Rüsselsheim Barışevi’nin, Bridges ve Griechische Gemeinde Rüsselsheim ile birlikte düzenlediği ve müziğin resim ve dansla iç içe sunulacağı etkinlik, Rüsselsheim, Evreuxring 25 adresindeki Immanuel-Kant-Schule’de 23 Eylül Cumartesi günü, saat 19.00’da başlayacak.
Sanatçı gözüyle algıladığı çevresini milimetrik basılı kağıt parçacıklardan oluşturduğu kolajlar ve bu kez çok sınırlı ölçüde kullandığı çini mürekkebi taramalarla kağıda döken İzel Erkson-Hendek, “yanından geçerken göze çarpan, neredeyse ‘binlerce’ minicik noktacıklardan oluşan, şu ya da bu köşede siyah bir desenle görünür kılınmış bir bina silueti dışında pek de kesin formların algılanamadığı, bol renkli resimlerden ibaret bir sergi” düzenledi.
MAİNZ VE HAYAT İZLENİMLERİ
Bu resimlerin ortak bir sloganının “Bizler, sadece bize biraz vakti ayıran ve merakla bize bakanlara gösteririz kendimizi” olduğunu ileri sürüyor, sanatçının çalışmalarını yakından bilenler. Gerçekten de, bu resimlere dikkatli ve meraklı bir bakış atan herkes, her resmin ayrı bir “keşif gezisine” layık olduğunu fark ediyor. İşte o anda meraklı gözler bu yarı soyut izlenimi veren resimlerde kesin biçimler görmeye başlıyor. Caddesiyle, binalarıyla, ağaçlarıyla ve tabii ki, oraya ait insanlarıyla kentten bir kesit, hiç beklenmedik ayrıntılarıyla gözler önüne seriliyor. Bunlar sadece karakteristik çizgileriyle tanınmış yapılar ve caddelerden ibaret değil. Şurada bir köpek sahibiyle gezinmekte, ötede bir güvercin kanat çırpmakta… Bu resimlerde örneğin bisiklet yolunda yürümekte olan yayalar gibi ironiler de fark edene…
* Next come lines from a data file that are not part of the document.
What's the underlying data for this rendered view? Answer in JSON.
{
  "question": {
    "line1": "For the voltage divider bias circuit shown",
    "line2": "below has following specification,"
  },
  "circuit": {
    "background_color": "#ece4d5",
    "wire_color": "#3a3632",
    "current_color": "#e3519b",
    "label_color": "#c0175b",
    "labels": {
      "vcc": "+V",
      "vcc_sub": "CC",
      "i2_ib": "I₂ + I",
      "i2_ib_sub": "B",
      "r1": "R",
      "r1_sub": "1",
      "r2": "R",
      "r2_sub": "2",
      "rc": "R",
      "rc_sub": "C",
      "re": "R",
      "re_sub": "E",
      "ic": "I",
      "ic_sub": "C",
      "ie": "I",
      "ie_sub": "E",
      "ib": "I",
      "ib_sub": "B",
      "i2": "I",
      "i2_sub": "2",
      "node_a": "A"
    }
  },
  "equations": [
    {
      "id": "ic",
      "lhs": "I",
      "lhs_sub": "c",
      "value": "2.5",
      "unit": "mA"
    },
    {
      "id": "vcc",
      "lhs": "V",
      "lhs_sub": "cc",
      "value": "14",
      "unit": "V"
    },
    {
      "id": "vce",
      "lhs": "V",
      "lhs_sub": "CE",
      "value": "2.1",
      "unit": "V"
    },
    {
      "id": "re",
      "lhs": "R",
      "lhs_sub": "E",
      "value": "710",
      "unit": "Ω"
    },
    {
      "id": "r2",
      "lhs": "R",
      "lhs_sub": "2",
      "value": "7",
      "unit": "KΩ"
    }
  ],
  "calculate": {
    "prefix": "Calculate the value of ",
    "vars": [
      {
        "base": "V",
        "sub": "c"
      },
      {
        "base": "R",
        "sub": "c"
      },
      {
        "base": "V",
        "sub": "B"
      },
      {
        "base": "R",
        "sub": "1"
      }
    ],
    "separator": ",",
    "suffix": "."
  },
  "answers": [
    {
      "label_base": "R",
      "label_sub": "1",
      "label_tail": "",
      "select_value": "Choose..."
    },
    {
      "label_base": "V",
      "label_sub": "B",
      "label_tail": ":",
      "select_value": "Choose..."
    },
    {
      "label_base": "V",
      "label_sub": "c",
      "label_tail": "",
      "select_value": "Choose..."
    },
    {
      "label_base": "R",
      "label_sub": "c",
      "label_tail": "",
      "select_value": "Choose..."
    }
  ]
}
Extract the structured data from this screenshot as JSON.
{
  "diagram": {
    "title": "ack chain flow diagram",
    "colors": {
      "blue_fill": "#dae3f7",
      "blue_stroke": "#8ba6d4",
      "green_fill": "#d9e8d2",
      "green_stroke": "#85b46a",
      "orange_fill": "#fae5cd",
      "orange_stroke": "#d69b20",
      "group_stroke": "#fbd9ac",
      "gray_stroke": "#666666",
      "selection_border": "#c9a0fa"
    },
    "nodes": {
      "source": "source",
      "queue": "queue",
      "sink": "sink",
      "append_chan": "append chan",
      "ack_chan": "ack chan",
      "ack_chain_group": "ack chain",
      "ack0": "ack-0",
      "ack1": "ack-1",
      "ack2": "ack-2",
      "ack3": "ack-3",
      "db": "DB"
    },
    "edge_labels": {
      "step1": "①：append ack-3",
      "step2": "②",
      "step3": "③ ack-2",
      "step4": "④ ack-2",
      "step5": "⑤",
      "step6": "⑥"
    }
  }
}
İzel Erkson-Hendek’in resimlerine sadece vakit ayırmak değil, elde bir mercekle eğilmek gerektiği de belirtiliyor.
İZEL ERKSON-HENDEK KİMDİR?
İzel Erkson-Hendek 23 Eylül 1943’te, İstanbul’da doğdu. Heybeliada’da büyüdü. Devlet Güzel Sanatlar Akademisi’nde, ressam ve şair Bedri Rahmi Eyüboğlu’nun öğrencisi olarak 10 sömestirlik resim eğitimi ardından 1967’de yüksek lisansla mezun oldu. Daha öğrenciliği sırasında Ahmet Andiçen sanat ödülünü kazandı. Mezuniyet projesinden büyük bir yağlıboya tablosu da Devlet Resim Heykel Müzesi’ne seçildi.
İlk kişisel sergisini 1971 yılında İstanbul Darüşşafaka Galerisi’nde açtı. 1973 yılında Almanya’ya yerleşti. Resimleri o tarihten itibaren Moers Sanatçılar Birliği ve Türkiyeli Sanatçılar Birliği’nin etkinlikleri kapsamında Almanya’nın birçok kentinde sergilendi.
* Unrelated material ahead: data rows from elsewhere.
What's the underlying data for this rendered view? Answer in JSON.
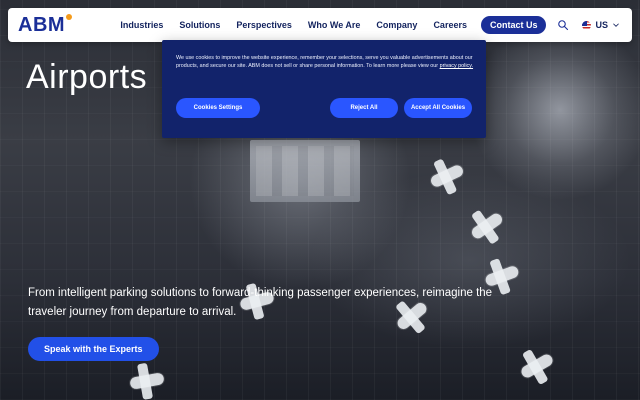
{
  "brand": {
    "logo_text": "ABM",
    "logo_color": "#1b2f98",
    "accent_dot_color": "#f59b1b"
  },
  "navbar": {
    "items": [
      {
        "label": "Industries"
      },
      {
        "label": "Solutions"
      },
      {
        "label": "Perspectives"
      },
      {
        "label": "Who We Are"
      },
      {
        "label": "Company"
      },
      {
        "label": "Careers"
      }
    ],
    "contact_label": "Contact Us",
    "search_icon": "search-icon",
    "language": {
      "label": "US",
      "icon": "us-flag-icon",
      "chevron_icon": "chevron-down-icon"
    }
  },
  "hero": {
    "title": "Airports",
    "subtitle": "From intelligent parking solutions to forward-thinking passenger experiences, reimagine the traveler journey from departure to arrival.",
    "cta_label": "Speak with the Experts"
  },
  "cookie_banner": {
    "text_before_link": "We use cookies to improve the website experience, remember your selections, serve you valuable advertisements about our products, and secure our site. ABM does not sell or share personal information. To learn more please view our",
    "privacy_link_label": "privacy policy.",
    "settings_label": "Cookies Settings",
    "reject_label": "Reject All",
    "accept_label": "Accept All Cookies"
  },
  "colors": {
    "primary_blue": "#1b2f98",
    "cta_blue": "#2250e8",
    "cookie_bg": "#12236b",
    "cookie_button": "#2a56ff"
  }
}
Frankfurt, Mainz, Duisburg, Rheinberg, Geldern, Gelsenkirchen, Oberhausen, Bochum, Dorsten, Dortmund, Gent ve İstanbul’daki galerilerde de kişisel sergiler açtı. 1980’li yıllarda Duisburg’da açtığı kendi atelyesinde sadece çalışmakla kalmadı. Orada sürekli olarak resimlerini sergilediği galeri bölümü yanı sıra birçok sanatsal, kültürel etkinlikler de düzenledi.
Başından bu yana ‘insan ve makineler’, ‘endüstri ve doğa’, ‘insan ve kent kültürü’, gibi insanla bağlı, kimi yerde karşıtlık ve çatışkı içeren temalar işledi. Sanatçı, kendisine yöneltilen sorulara, geçmişte şu yanıtları vermişti:
(Kendi tabloları hakkında sorulan soru üzerine): “Son dönemde kafamda ve kalbimde olan ne varsa desene ve resme döktüm. Lütfen resimlerimle konuşun, bana değil, onlara sorun.”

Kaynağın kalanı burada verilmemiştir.